I think my previous argument was at least partly wrong or confused, because I don't really understand what it means for a computation to mean something by a symbol. Here I'll back up and try to figure out what I mean by "mean" first.

Consider a couple of programs. The first one (A) is an arithmetic calculator. It takes a string as input, interprets it a formula written in decimal notation, and outputs the result of computing that formula. For example, A("9+12") produces "21" as output. The second (B) is a substitution cipher calculator. It "encrypts" its input by substituting each character using a fixed mapping. It so happens that B("9+12") outputs "c6b3".

What do A and B mean by "2"? Intuitively it seems that by "2", A means the integer (i.e., abstract mathematical object) 2, while for B, "2" doesn't really mean anything; it's just a symbol that it blindly manipulates. But A also just produces its output by manipulating symbols, so why does it seem like it means something by "2"? I think it's because the way A manipulates the symbol "2" corresponds to how the integer 2 "works", whereas the way B manipuates "2" doesn't correspond to anything, except how it manipulates that symbol. We could perhaps say that by "2" B means "the way B manipulates the symbol '2'", but that doesn't seem to buy us anything.

(Similarly, by "+" A means the mathematical operation of addition, whereas B doesn't really mean anything by it. Note that this discussion assumes some version of mathematical platonism. A formalist would probably say that A also doesn't mean anything by "2" and "+" except how it manipulates those symbols, but that seems implausible to me.)

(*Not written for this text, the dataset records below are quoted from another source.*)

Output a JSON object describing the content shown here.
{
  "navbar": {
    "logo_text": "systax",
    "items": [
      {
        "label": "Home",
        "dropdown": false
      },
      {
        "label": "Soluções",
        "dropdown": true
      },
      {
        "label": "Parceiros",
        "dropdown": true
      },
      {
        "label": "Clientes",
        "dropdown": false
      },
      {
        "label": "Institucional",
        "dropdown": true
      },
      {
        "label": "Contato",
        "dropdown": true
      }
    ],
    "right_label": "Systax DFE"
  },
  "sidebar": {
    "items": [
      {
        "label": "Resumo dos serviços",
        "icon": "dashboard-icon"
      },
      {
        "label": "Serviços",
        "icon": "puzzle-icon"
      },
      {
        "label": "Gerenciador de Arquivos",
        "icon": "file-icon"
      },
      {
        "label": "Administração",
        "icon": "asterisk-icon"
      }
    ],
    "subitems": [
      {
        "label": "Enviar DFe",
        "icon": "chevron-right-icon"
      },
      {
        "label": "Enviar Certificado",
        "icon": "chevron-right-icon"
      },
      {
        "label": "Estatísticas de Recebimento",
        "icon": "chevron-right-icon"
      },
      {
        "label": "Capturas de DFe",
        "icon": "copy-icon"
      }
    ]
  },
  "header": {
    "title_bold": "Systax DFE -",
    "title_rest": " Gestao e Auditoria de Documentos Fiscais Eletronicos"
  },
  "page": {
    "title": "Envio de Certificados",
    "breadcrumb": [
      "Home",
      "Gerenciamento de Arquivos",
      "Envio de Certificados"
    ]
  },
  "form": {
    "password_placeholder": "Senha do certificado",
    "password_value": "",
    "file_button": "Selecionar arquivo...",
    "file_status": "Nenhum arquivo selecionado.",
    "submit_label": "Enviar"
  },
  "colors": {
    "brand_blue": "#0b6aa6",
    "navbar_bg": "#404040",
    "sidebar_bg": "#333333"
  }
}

Going back to meta-ethics, I think a central mystery is what do we mean by "right" when we're considering moral arguments (by which I don't mean Nesov's technical term "moral arguments", but arguments such as "total utilitarianism is wrong (i.e., not right) because it leads to the following conclusions ..., which are obviously wrong"). If human minds are computations (which I think they almost certainly are), then the way that a human mind processes such arguments can be viewed as an algorithm (which may differ from individual to individual). Suppose we could somehow abstract this algorithm away from the rest of the human, and consider it as, say, a program that when given an input string consisting of a list of moral arguments, thinks them over, comes to some conclusions, and outputs those conclusions in the form of a utility function.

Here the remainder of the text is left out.